December 31, 1869 | Legal decision
Catharine Brown's attorneys deposed two white men who were on the train with Brown and witnessed her expulsion from the cars in Alexandria. Both lived in Maine and were deposed in December 1869. Seth Beedy was traveling with Benjamin Hinds, who knew and recognized "Kate" Brown. Beedy testified, "she was ejected by violence and that alone."
April 28, 1870 | Legal decision
Catharine Brown's case--Case No. 4582--was scheduled to go to trial in October 1868 in the Supreme Court of the District of Columbia, but was delayed because of various procedural motions by the railroad's attorneys.
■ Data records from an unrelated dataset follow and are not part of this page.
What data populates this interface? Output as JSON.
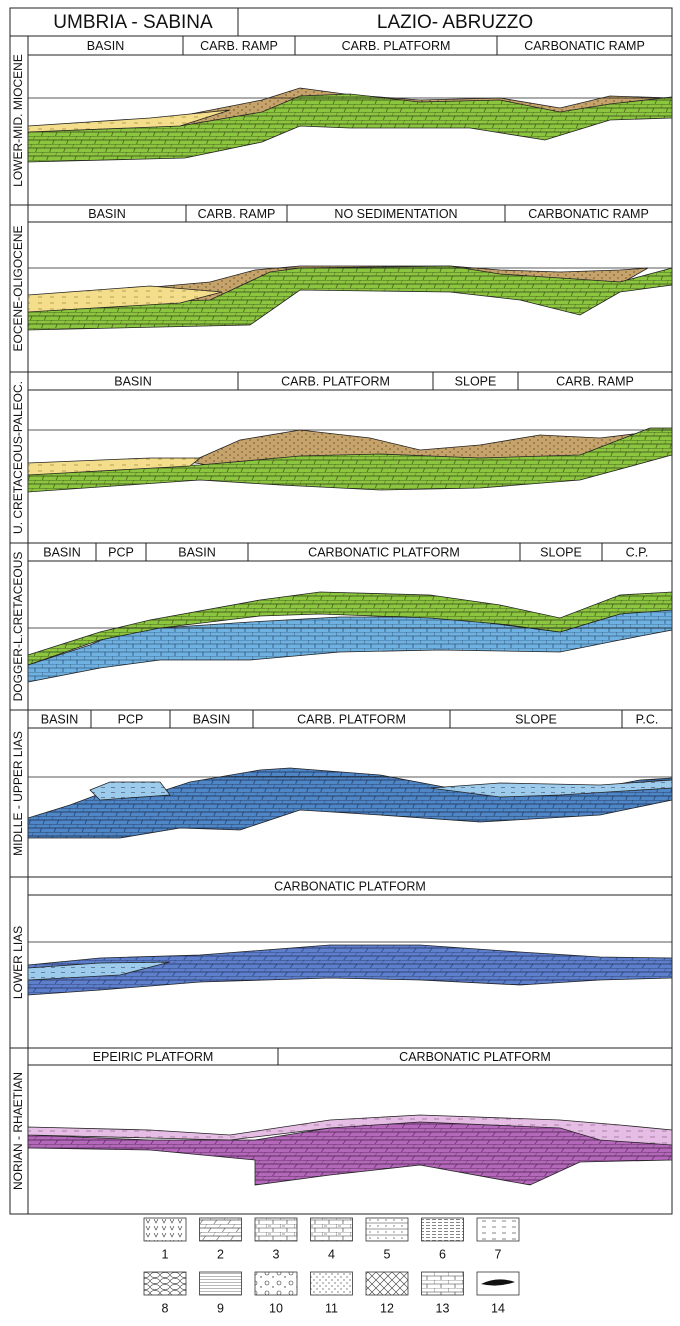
{
  "header": {
    "left": "UMBRIA - SABINA",
    "right": "LAZIO- ABRUZZO"
  },
  "rows": [
    {
      "label": "LOWER-MID. MIOCENE",
      "segments": [
        "BASIN",
        "CARB. RAMP",
        "CARB. PLATFORM",
        "CARBONATIC RAMP"
      ]
    },
    {
      "label": "EOCENE-OLIGOCENE",
      "segments": [
        "BASIN",
        "CARB. RAMP",
        "NO SEDIMENTATION",
        "CARBONATIC RAMP"
      ]
    },
    {
      "label": "U. CRETACEOUS-PALEOC.",
      "segments": [
        "BASIN",
        "CARB. PLATFORM",
        "SLOPE",
        "CARB. RAMP"
      ]
    },
    {
      "label": "DOGGER-L.CRETACEOUS",
      "segments": [
        "BASIN",
        "PCP",
        "BASIN",
        "CARBONATIC PLATFORM",
        "SLOPE",
        "C.P."
      ]
    },
    {
      "label": "MIDLLE - UPPER LIAS",
      "segments": [
        "BASIN",
        "PCP",
        "BASIN",
        "CARB. PLATFORM",
        "SLOPE",
        "P.C."
      ]
    },
    {
      "label": "LOWER LIAS",
      "segments": [
        "CARBONATIC PLATFORM"
      ]
    },
    {
      "label": "NORIAN - RHAETIAN",
      "segments": [
        "EPEIRIC PLATFORM",
        "CARBONATIC PLATFORM"
      ]
    }
  ],
  "legend": [
    "1",
    "2",
    "3",
    "4",
    "5",
    "6",
    "7",
    "8",
    "9",
    "10",
    "11",
    "12",
    "13",
    "14"
  ]
}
When these motions were denied, the case was tried over three days in March 1870. The all white jury rendered a verdict of guilty against the railroad company and awarded Brown $1,500 in damages. Then, the defendant railroad attorney's sought an appeal to the U.S. Supreme Court. Here is their statement of argument, denying that the railroad used violence or made derogatory remarks. Furthermore, in denying Brown's claims, the railroad argued that there were distinctions between through and local passenger types of service, even on the Baltimore and Ohio, and that separate colored cars on local lines were run at the request of black passengers.